You can often tell where someone is from from text alone! There are plenty of idiosyncrasies even in how different English speaking countries use the language.
Like, what do you mean? Are there, like, particular mannerisms that people from some regions that are hella unique to those regions?
All my Indian colleagues say "I agree with the same", this "the same" turn of phrase was so strange to me I had to ask (I'm French, so I have my own silly quirks, like I forget non-vocal plural(s<-- see, often I don't write that s)). They told me it was like that in Hindi so they just reproduce the pattern and it's grammatically acceptable.

For French people like me, false friends are immediately noticeable: for instance, "actually" to mean "now" instead of "in fact".

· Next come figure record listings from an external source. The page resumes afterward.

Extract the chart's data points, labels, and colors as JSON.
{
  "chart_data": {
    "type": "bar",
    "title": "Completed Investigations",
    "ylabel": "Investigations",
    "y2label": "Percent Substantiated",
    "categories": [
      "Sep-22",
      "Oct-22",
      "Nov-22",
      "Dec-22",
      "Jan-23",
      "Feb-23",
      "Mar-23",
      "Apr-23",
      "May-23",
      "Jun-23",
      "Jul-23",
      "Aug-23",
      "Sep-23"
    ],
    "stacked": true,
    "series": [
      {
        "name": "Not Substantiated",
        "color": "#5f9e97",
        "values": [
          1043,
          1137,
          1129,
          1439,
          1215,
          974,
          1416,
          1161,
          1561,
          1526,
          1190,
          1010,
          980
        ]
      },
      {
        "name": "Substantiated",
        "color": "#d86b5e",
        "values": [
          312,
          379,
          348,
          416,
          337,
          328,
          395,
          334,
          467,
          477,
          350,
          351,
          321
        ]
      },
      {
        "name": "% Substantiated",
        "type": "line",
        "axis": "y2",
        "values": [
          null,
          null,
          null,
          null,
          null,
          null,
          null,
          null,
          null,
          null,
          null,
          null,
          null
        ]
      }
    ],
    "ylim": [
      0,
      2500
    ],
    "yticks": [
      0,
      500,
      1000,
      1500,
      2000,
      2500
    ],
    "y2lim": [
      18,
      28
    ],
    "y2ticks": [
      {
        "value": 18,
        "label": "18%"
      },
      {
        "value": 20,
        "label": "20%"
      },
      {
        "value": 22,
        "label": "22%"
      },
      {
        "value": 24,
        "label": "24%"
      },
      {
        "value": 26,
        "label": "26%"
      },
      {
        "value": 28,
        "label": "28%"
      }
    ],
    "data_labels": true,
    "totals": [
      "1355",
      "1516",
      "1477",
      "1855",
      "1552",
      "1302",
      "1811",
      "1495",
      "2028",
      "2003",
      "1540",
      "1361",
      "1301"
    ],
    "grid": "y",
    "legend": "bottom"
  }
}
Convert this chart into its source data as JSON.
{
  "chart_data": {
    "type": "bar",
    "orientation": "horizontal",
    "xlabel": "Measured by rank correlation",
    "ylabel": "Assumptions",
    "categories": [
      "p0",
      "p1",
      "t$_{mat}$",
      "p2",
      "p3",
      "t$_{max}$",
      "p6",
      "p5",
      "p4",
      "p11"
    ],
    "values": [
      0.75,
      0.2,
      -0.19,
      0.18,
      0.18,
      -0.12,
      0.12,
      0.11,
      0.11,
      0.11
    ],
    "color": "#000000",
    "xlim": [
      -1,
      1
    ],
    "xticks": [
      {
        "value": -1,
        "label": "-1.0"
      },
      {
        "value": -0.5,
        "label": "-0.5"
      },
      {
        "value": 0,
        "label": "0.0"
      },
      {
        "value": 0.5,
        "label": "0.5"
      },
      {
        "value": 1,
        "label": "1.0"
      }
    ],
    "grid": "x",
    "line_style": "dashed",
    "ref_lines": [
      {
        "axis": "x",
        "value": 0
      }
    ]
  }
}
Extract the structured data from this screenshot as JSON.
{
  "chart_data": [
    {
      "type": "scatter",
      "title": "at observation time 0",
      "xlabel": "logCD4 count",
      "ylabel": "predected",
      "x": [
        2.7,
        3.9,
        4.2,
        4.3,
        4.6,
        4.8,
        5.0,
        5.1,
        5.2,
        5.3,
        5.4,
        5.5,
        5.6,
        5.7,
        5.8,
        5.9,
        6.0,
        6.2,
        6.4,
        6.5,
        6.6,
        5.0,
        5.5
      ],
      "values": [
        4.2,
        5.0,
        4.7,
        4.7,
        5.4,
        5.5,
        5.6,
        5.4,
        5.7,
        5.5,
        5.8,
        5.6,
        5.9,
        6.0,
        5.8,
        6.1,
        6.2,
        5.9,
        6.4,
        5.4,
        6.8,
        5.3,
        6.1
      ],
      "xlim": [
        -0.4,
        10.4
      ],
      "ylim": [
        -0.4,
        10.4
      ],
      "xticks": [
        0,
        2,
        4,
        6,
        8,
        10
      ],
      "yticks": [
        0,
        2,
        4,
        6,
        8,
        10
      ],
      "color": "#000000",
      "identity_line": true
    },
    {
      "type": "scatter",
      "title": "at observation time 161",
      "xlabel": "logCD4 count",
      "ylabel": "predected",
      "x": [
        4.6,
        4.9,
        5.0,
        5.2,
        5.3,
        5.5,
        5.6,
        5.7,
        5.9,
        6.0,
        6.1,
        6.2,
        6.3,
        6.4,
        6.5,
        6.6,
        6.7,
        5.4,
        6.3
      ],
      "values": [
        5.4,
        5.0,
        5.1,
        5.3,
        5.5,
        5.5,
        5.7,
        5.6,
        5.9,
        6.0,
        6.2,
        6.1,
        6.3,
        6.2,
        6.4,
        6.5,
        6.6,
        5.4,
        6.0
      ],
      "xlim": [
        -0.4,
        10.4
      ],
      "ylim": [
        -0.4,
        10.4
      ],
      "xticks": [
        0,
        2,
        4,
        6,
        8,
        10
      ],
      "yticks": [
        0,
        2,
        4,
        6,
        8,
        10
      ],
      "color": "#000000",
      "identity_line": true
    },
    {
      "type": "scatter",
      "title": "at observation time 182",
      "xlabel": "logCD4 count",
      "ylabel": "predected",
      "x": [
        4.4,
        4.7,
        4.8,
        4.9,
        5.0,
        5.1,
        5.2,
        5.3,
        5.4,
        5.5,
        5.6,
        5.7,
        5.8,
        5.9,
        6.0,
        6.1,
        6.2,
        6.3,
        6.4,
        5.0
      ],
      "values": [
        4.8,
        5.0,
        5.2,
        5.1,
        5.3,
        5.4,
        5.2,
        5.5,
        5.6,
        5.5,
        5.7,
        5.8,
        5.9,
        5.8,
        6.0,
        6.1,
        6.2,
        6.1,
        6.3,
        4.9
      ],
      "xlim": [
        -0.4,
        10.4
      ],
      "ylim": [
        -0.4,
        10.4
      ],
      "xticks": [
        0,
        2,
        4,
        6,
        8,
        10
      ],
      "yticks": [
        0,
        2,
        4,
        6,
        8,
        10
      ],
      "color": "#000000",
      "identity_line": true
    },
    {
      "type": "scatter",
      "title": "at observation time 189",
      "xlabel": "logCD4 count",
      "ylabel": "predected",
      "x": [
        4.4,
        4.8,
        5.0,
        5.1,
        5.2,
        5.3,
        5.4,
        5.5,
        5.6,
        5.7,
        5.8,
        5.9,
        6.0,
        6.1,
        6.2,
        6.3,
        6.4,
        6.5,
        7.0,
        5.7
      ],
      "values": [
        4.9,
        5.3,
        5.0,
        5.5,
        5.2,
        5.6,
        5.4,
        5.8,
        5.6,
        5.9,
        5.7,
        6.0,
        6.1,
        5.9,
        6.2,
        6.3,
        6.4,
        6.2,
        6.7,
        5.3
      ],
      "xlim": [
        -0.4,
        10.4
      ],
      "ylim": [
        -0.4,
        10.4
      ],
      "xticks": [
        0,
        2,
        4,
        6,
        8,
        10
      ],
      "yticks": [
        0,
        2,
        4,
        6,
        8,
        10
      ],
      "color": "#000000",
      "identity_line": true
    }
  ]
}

>like I forget non-vocal plural(s<-- see, often I don't write that s)).

c'est infernal. infernal

I say old chap, what colour are your mummy’s wellies?
Clever!
You betcha!
Ah stop
Pre-nerf the 4o voice model had a wide range of expressivity, and it would match affect (still tries to do this) and idiolect of listeners if asked. Nowadays there's a list of accents that are considered "hate-ish" and a list that aren't.

I will elide the rant inside me that west coast 20 somethings get to decide if speaking in a certain accent is racist or "bad". But it's a heartfelt rant.

There are subtle differences in language where two groups can be speaking English and one is having a completely different conversation without saying much.
This is quite the reason my wife evolved into my ex-wife.
If it did, it responded based on the accent it picked up on not race, because race and accent are orthogonal, correlation does not imply causation.
Are denying that race and accent are highly correlated?
No, I'm saying that it is more meaningful to use what is directly derived rather than what is an indirect assumption. There is already issues with people erroneously considering whatever LLMs output as truth, the last thing anyone needs is an LLM claiming someone like Idris Elba is a white Briton because of his accent. We don't need automated phrenology machines, and that's what "determined your race from your voice" is pretty close to.